With the institute’s presence on campus, ninth graders can take Mechatronics I as an elective alongside their band and computer science courses. They don’t have to wait until career center opportunities open up in 11thgrade – classes that often take students half a day away from their primary campus and are not always accessible to those with a hefty AP or honors load.
“We do have something special with the Institute of Automation and Engineering, which is like a smaller learning community where students can not only take classes in academics and the arts and the languages, but also focus on areas of automation and engineering that will really support advanced manufacturing.”
Career pathways offered at the institute include machine tool technology, Project Lead the Way engineering, Project Lead the Way computer science, Project Lead the Way biomedical, informatics, integrative production technology and media technology.
Career ‘pathways’ are a more flexible replacement to the ‘tracks’ of yore, she said.
Tracks don’t always cross, and it’s hard to go from one parallel line to another. Pathways allow students to explore the junctions, crossovers and forks of various disciplines and careers. Especially now that advanced manufacturing needs assistance from innovative minds now more than ever.
The pathways were forged by the interests of upcoming students and an advisory board of local industries including ZF Transmissions, ABB and Bosch, joined by the Fountain Inn Chamber, Greenville Technical College and other groups.
In February, ZF announced plans to invest $200 million in its Gray Court plant by 2023 with the expectation to add 500 jobs to its 2,200-person workforce as it ramps up the production of an eight-speed automatic transmission able to be used in plug-in hybrid vehicles and commercial vehicles.
“We’re looking to attract some high school students here that have the top-tier talent that we’re looking for and to bring them to ZF,” Consquela Thomas, human resources specialist at the BMW supplier, said in a statement on the first day of school in Fountain Inn.
CNC machinery will enter the scene eventually at Fountain Inn High, but these industries wanted students to learn the basics first, according to Tiller, alongside an emphasis on best safety practices.
“They were seeing a group come into the workforce that they were training on CNC machinery but didn’t understand the background of why they were coding the machines that way,” she said. “For example, you can know how to use a calculator, but unless you understand the algorithms behind why you’re doing that, it’s very difficult to use it correctly.”
The school will continue to receive feedback on local industry’s workforce needs through its advisory force.
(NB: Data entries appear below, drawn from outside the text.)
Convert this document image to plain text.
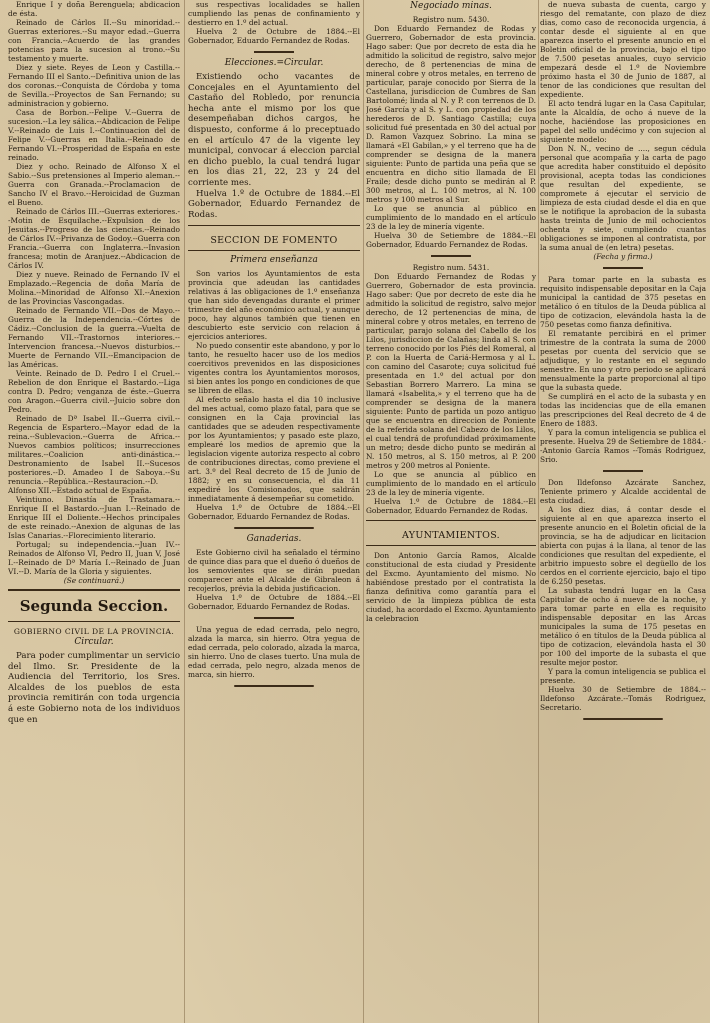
Enrique I y doña Berenguela; abdicacion de ésta.

Reinado de Cárlos II.--Su minoridad.--Guerras exteriores.--Su mayor edad.--Guerra con Francia.--Acuerdo de las grandes potencias para la sucesion al trono.--Su testamento y muerte.

Diez y siete. Reyes de Leon y Castilla.--Fernando III el Santo.--Definitiva union de las dos coronas.--Conquista de Córdoba y toma de Sevilla.--Proyectos de San Fernando; su administracion y gobierno.

Casa de Borbon.--Felipe V.--Guerra de sucesion.--La ley sálica.--Abdicacion de Felipe V.--Reinado de Luis I.--Continuacion del de Felipe V.--Guerras en Italia.--Reinado de Fernando VI.--Prosperidad de España en este reinado.

Diez y ocho. Reinado de Alfonso X el Sabio.--Sus pretensiones al Imperio aleman.--Guerra con Granada.--Proclamacion de Sancho IV el Bravo.--Heroicidad de Guzman el Bueno.

Reinado de Cárlos III.--Guerras exteriores.--Motin de Esquilache.--Expulsion de los Jesuitas.--Progreso de las ciencias.--Reinado de Cárlos IV.--Privanza de Godoy.--Guerra con Francia.--Guerra con Inglaterra.--Invasion francesa; motin de Aranjuez.--Abdicacion de Cárlos IV.

Diez y nueve. Reinado de Fernando IV el Emplazado.--Regencia de doña María de Molina.--Minoridad de Alfonso XI.--Anexion de las Provincias Vascongadas.

Reinado de Fernando VII.--Dos de Mayo.--Guerra de la Independencia.--Córtes de Cádiz.--Conclusion de la guerra.--Vuelta de Fernando VII.--Trastornos interiores.--Intervencion francesa.--Nuevos disturbios.--Muerte de Fernando VII.--Emancipacion de las Américas.

Veinte. Reinado de D. Pedro I el Cruel.--Rebelion de don Enrique el Bastardo.--Liga contra D. Pedro; venganza de éste.--Guerra con Aragon.--Guerra civil.--Juicio sobre don Pedro.

Reinado de Dª Isabel II.--Guerra civil.--Regencia de Espartero.--Mayor edad de la reina.--Sublevacion.--Guerra de Africa.--Nuevos cambios políticos; insurrecciones militares.--Coalicion anti-dinástica.--Destronamiento de Isabel II.--Sucesos posteriores.--D. Amadeo I de Saboya.--Su renuncia.--República.--Restauracion.--D. Alfonso XII.--Estado actual de España.

Veintiuno. Dinastía de Trastamara.--Enrique II el Bastardo.--Juan I.--Reinado de Enrique III el Doliente.--Hechos principales de este reinado.--Anexion de algunas de las Islas Canarias.--Florecimiento literario.

Portugal; su independencia.--Juan IV.--Reinados de Alfonso VI, Pedro II, Juan V, José I.--Reinado de Dª María I.--Reinado de Juan VI.--D. María de la Gloria y siguientes.

(Se continuará.)

Segunda Seccion.
GOBIERNO CIVIL DE LA PROVINCIA.
Circular.

Para poder cumplimentar un servicio del Ilmo. Sr. Presidente de la Audiencia del Territorio, los Sres. Alcaldes de los pueblos de esta provincia remitirán con toda urgencia á este Gobierno nota de los individuos que en

sus respectivas localidades se hallen cumpliendo las penas de confinamiento y destierro en 1.º del actual.

Huelva 2 de Octubre de 1884.--El Gobernador, Eduardo Fernandez de Rodas.

Elecciones.=Circular.

Existiendo ocho vacantes de Concejales en el Ayuntamiento del Castaño del Robledo, por renuncia hecha ante el mismo por los que desempeñaban dichos cargos, he dispuesto, conforme á lo preceptuado en el artículo 47 de la vigente ley municipal, convocar á eleccion parcial en dicho pueblo, la cual tendrá lugar en los dias 21, 22, 23 y 24 del corriente mes.

Huelva 1.º de Octubre de 1884.--El Gobernador, Eduardo Fernandez de Rodas.

SECCION DE FOMENTO
Primera enseñanza

Son varios los Ayuntamientos de esta provincia que adeudan las cantidades relativas á las obligaciones de 1.º enseñanza que han sido devengadas durante el primer trimestre del año económico actual, y aunque poco, hay algunos también que tienen en descubierto este servicio con relacion á ejercicios anteriores.

No puedo consentir este abandono, y por lo tanto, he resuelto hacer uso de los medios coercitivos prevenidos en las disposiciones vigentes contra los Ayuntamientos morosos, si bien antes los pongo en condiciones de que se libren de ellas.

Al efecto señalo hasta el dia 10 inclusive del mes actual, como plazo fatal, para que se consignen en la Caja provincial las cantidades que se adeuden respectivamente por los Ayuntamientos; y pasado este plazo, emplearé los medios de apremio que la legislacion vigente autoriza respecto al cobro de contribuciones directas, como previene el art. 3.º del Real decreto de 15 de Junio de 1882; y en su consecuencia, el dia 11 expediré los Comisionados, que saldrán inmediatamente á desempeñar su cometido.

Huelva 1.º de Octubre de 1884.--El Gobernador, Eduardo Fernandez de Rodas.

Ganaderias.

Este Gobierno civil ha señalado el término de quince dias para que el dueño ó dueños de los semovientes que se dirán puedan comparecer ante el Alcalde de Gibraleon á recojerlos, prévia la debida justificacion.

Huelva 1.º de Octubre de 1884.--El Gobernador, Eduardo Fernandez de Rodas.

Una yegua de edad cerrada, pelo negro, alzada la marca, sin hierro. Otra yegua de edad cerrada, pelo colorado, alzada la marca, sin hierro. Uno de clases tuerto. Una mula de edad cerrada, pelo negro, alzada menos de marca, sin hierro.

Negociado minas.

Registro num. 5430.

Don Eduardo Fernandez de Rodas y Guerrero, Gobernador de esta provincia. Hago saber: Que por decreto de esta dia he admitido la solicitud de registro, salvo mejor derecho, de 8 pertenencias de mina de mineral cobre y otros metales, en terreno de particular, paraje conocido por Sierra de la Castellana, jurisdiccion de Cumbres de San Bartolomé; linda al N. y P. con terrenos de D. José García y al S. y L. con propiedad de los herederos de D. Santiago Castilla; cuya solicitud fué presentada en 30 del actual por D. Ramon Vazquez Sobrino. La mina se llamará «El Gabilan,» y el terreno que ha de comprender se designa de la manera siguiente: Punto de partida una peña que se encuentra en dicho sitio llamada de El Fraile; desde dicho punto se medirán al P. 300 metros, al L. 100 metros, al N. 100 metros y 100 metros al Sur.

Lo que se anuncia al público en cumplimiento de lo mandado en el artículo 23 de la ley de minería vigente.

Huelva 30 de Setiembre de 1884.--El Gobernador, Eduardo Fernandez de Rodas.

Registro num. 5431.

Don Eduardo Fernandez de Rodas y Guerrero, Gobernador de esta provincia. Hago saber: Que por decreto de este dia he admitido la solicitud de registro, salvo mejor derecho, de 12 pertenencias de mina, de mineral cobre y otros metales, en terreno de particular, parajo solana del Cabello de los Lilos, jurisdiccion de Calañas; linda al S. con terreno conocido por los Piés del Romeral, al P. con la Huerta de Cariá-Hermosa y al L. con camino del Casarote; cuya solicitud fué presentada en 1.º del actual por don Sebastian Borrero Marrero. La mina se llamará «Isabelita,» y el terreno que ha de comprender se designa de la manera siguiente: Punto de partida un pozo antiguo que se encuentra en direccion de Poniente de la referida solana del Cabezo de los Lilos, el cual tendrá de profundidad próximamente un metro; desde dicho punto se medirán al N. 150 metros, al S. 150 metros, al P. 200 metros y 200 metros al Poniente.

Lo que se anuncia al público en cumplimiento de lo mandado en el artículo 23 de la ley de minería vigente.

Huelva 1.º de Octubre de 1884.--El Gobernador, Eduardo Fernandez de Rodas.

AYUNTAMIENTOS.

Don Antonio García Ramos, Alcalde constitucional de esta ciudad y Presidente del Excmo. Ayuntamiento del mismo. No habiéndose prestado por el contratista la fianza definitiva como garantía para el servicio de la limpieza pública de esta ciudad, ha acordado el Excmo. Ayuntamiento la celebracion

de nueva subasta de cuenta, cargo y riesgo del rematante, con plazo de diez dias, como caso de reconocida urgencia, á contar desde el siguiente al en que aparezca inserto el presente anuncio en el Boletin oficial de la provincia, bajo el tipo de 7.500 pesetas anuales, cuyo servicio empezará desde el 1.º de Noviembre próximo hasta el 30 de Junio de 1887, al tenor de las condiciones que resultan del expediente.

El acto tendrá lugar en la Casa Capitular, ante la Alcaldía, de ocho á nueve de la noche, haciéndose las proposiciones en papel del sello undécimo y con sujecion al siguiente modelo:

Don N. N., vecino de ...., segun cédula personal que acompaña y la carta de pago que acredita haber constituido el depósito provisional, acepta todas las condiciones que resultan del expediente, se compromete á ejecutar el servicio de limpieza de esta ciudad desde el dia en que se le notifique la aprobacion de la subasta hasta treinta de Junio de mil ochocientos ochenta y siete, cumpliendo cuantas obligaciones se imponen al contratista, por la suma anual de (en letra) pesetas.

(Fecha y firma.)

Para tomar parte en la subasta es requisito indispensable depositar en la Caja municipal la cantidad de 375 pesetas en metálico ó en títulos de la Deuda pública al tipo de cotizacion, elevándola hasta la de 750 pesetas como fianza definitiva.

El rematante percibirá en el primer trimestre de la contrata la suma de 2000 pesetas por cuenta del servicio que se adjudique, y lo restante en el segundo semestre. En uno y otro periodo se aplicará mensualmente la parte proporcional al tipo que la subasta quede.

Se cumplirá en el acto de la subasta y en todas las incidencias que de ella emanen las prescripciones del Real decreto de 4 de Enero de 1883.

Y para la comun inteligencia se publica el presente. Huelva 29 de Setiembre de 1884.--Antonio García Ramos --Tomás Rodriguez, Srio.

Don Ildefonso Azcárate Sanchez, Teniente primero y Alcalde accidental de esta ciudad.

A los diez dias, á contar desde el siguiente al en que aparezca inserto el presente anuncio en el Boletin oficial de la provincia, se ha de adjudicar en licitacion abierta con pujas á la llana, al tenor de las condiciones que resultan del expediente, el arbitrio impuesto sobre el degüello de los cerdos en el corriente ejercicio, bajo el tipo de 6.250 pesetas.

La subasta tendrá lugar en la Casa Capitular de ocho á nueve de la noche, y para tomar parte en ella es requisito indispensable depositar en las Arcas municipales la suma de 175 pesetas en metálico ó en títulos de la Deuda pública al tipo de cotizacion, elevándola hasta el 30 por 100 del importe de la subasta el que resulte mejor postor.

Y para la comun inteligencia se publica el presente.

Huelva 30 de Setiembre de 1884.--Ildefonso Azcárate.--Tomás Rodriguez, Secretario.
Especially as Tiller and the Greenville County School District expect that Fountain Inn’s institute is the first of more to come in the county.
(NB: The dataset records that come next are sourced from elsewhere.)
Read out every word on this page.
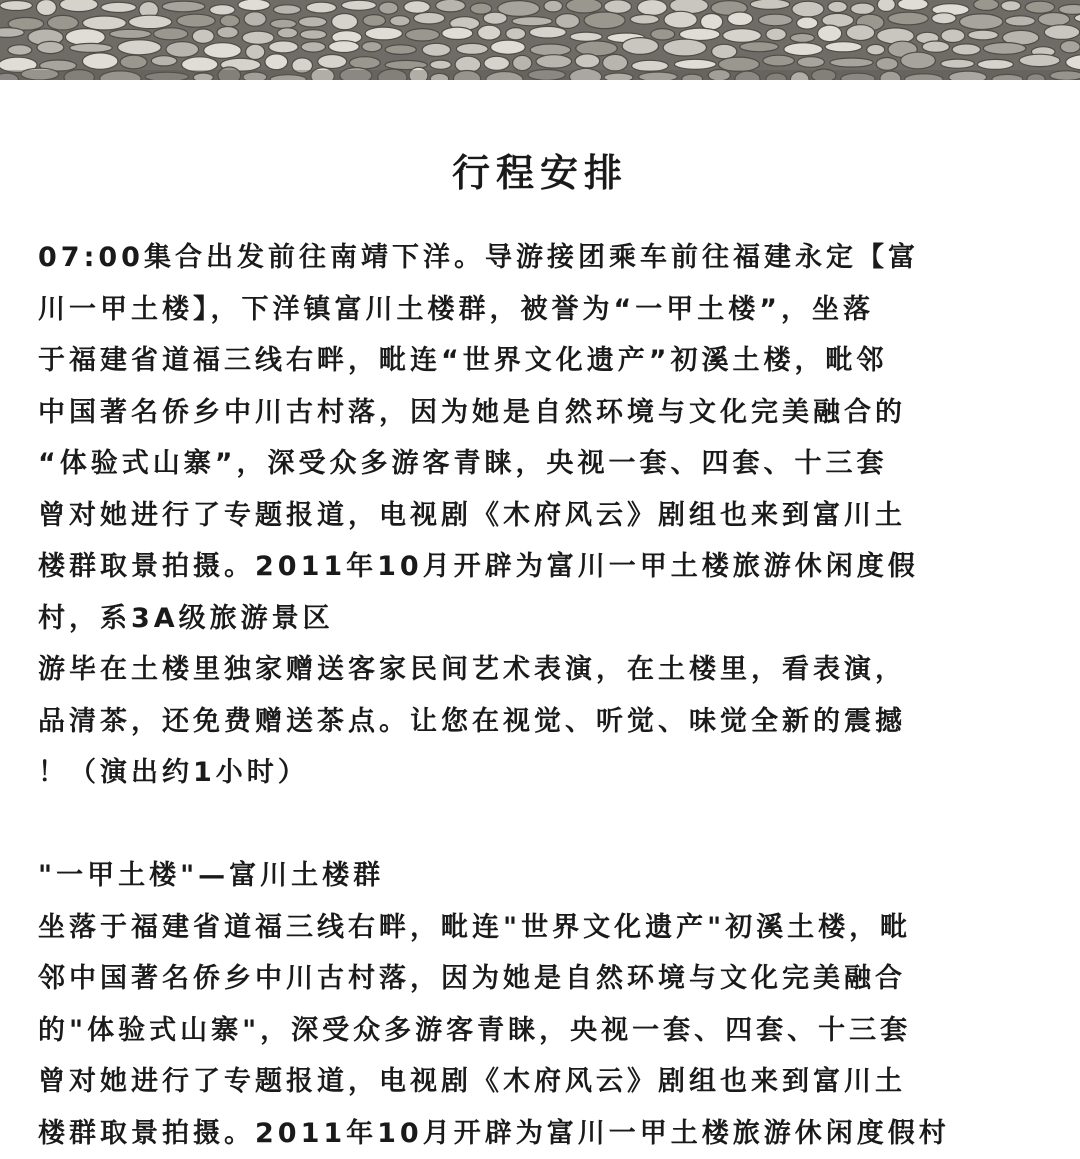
行程安排
07:00集合出发前往南靖下洋。导游接团乘车前往福建永定【富
川一甲土楼】，下洋镇富川土楼群，被誉为“一甲土楼”，坐落
于福建省道福三线右畔，毗连“世界文化遗产”初溪土楼，毗邻
中国著名侨乡中川古村落，因为她是自然环境与文化完美融合的
“体验式山寨”，深受众多游客青睐，央视一套、四套、十三套
曾对她进行了专题报道，电视剧《木府风云》剧组也来到富川土
楼群取景拍摄。2011年10月开辟为富川一甲土楼旅游休闲度假
村，系3A级旅游景区
游毕在土楼里独家赠送客家民间艺术表演，在土楼里，看表演，
品清茶，还免费赠送茶点。让您在视觉、听觉、味觉全新的震撼
！（演出约1小时）
"一甲土楼"—富川土楼群
坐落于福建省道福三线右畔，毗连"世界文化遗产"初溪土楼，毗
邻中国著名侨乡中川古村落，因为她是自然环境与文化完美融合
的"体验式山寨"，深受众多游客青睐，央视一套、四套、十三套
曾对她进行了专题报道，电视剧《木府风云》剧组也来到富川土
楼群取景拍摄。2011年10月开辟为富川一甲土楼旅游休闲度假村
Once the inaugural class reaches tenth grade – only the ninth grade is at the school now – students will have the option to take complementary classes at the career center, as well as dual enrollment courses at Greenville Tech. These pathways can feed into technical certification and undergraduate and graduate courses at Clemson University and University of South Carolina, among others.
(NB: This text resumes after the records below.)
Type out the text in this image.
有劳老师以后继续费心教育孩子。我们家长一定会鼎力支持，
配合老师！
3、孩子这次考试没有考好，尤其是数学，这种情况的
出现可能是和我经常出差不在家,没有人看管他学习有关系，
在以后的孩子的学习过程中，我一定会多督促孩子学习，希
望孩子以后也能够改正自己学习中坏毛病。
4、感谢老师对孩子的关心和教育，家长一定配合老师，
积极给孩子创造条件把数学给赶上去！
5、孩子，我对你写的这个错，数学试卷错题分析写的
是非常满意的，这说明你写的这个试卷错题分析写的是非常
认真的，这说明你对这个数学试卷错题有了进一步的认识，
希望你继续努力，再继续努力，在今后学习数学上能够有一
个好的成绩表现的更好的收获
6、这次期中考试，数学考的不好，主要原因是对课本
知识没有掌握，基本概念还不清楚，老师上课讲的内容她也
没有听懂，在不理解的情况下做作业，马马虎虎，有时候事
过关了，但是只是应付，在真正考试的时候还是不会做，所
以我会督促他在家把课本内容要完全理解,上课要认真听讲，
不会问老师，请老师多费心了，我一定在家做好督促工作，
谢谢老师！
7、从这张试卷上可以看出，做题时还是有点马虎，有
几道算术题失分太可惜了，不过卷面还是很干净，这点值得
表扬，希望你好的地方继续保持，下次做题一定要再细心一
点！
The institute’s courses also dovetail with apprenticeships and internship opportunities at local industries, like those introduced by Flor in August before his retirement at BMW.
“The pathway doesn’t just stop at the 12th grade,” said Tiller. “It goes directly into Grades 13 and 14, and there’s an alignment all the way up. Those courses that are laid out for them go all the way through tech school. And they could go straight to tech school or they could go straight into a four-year degree. It’s college and career ready. You don’t have to choose one over the other.”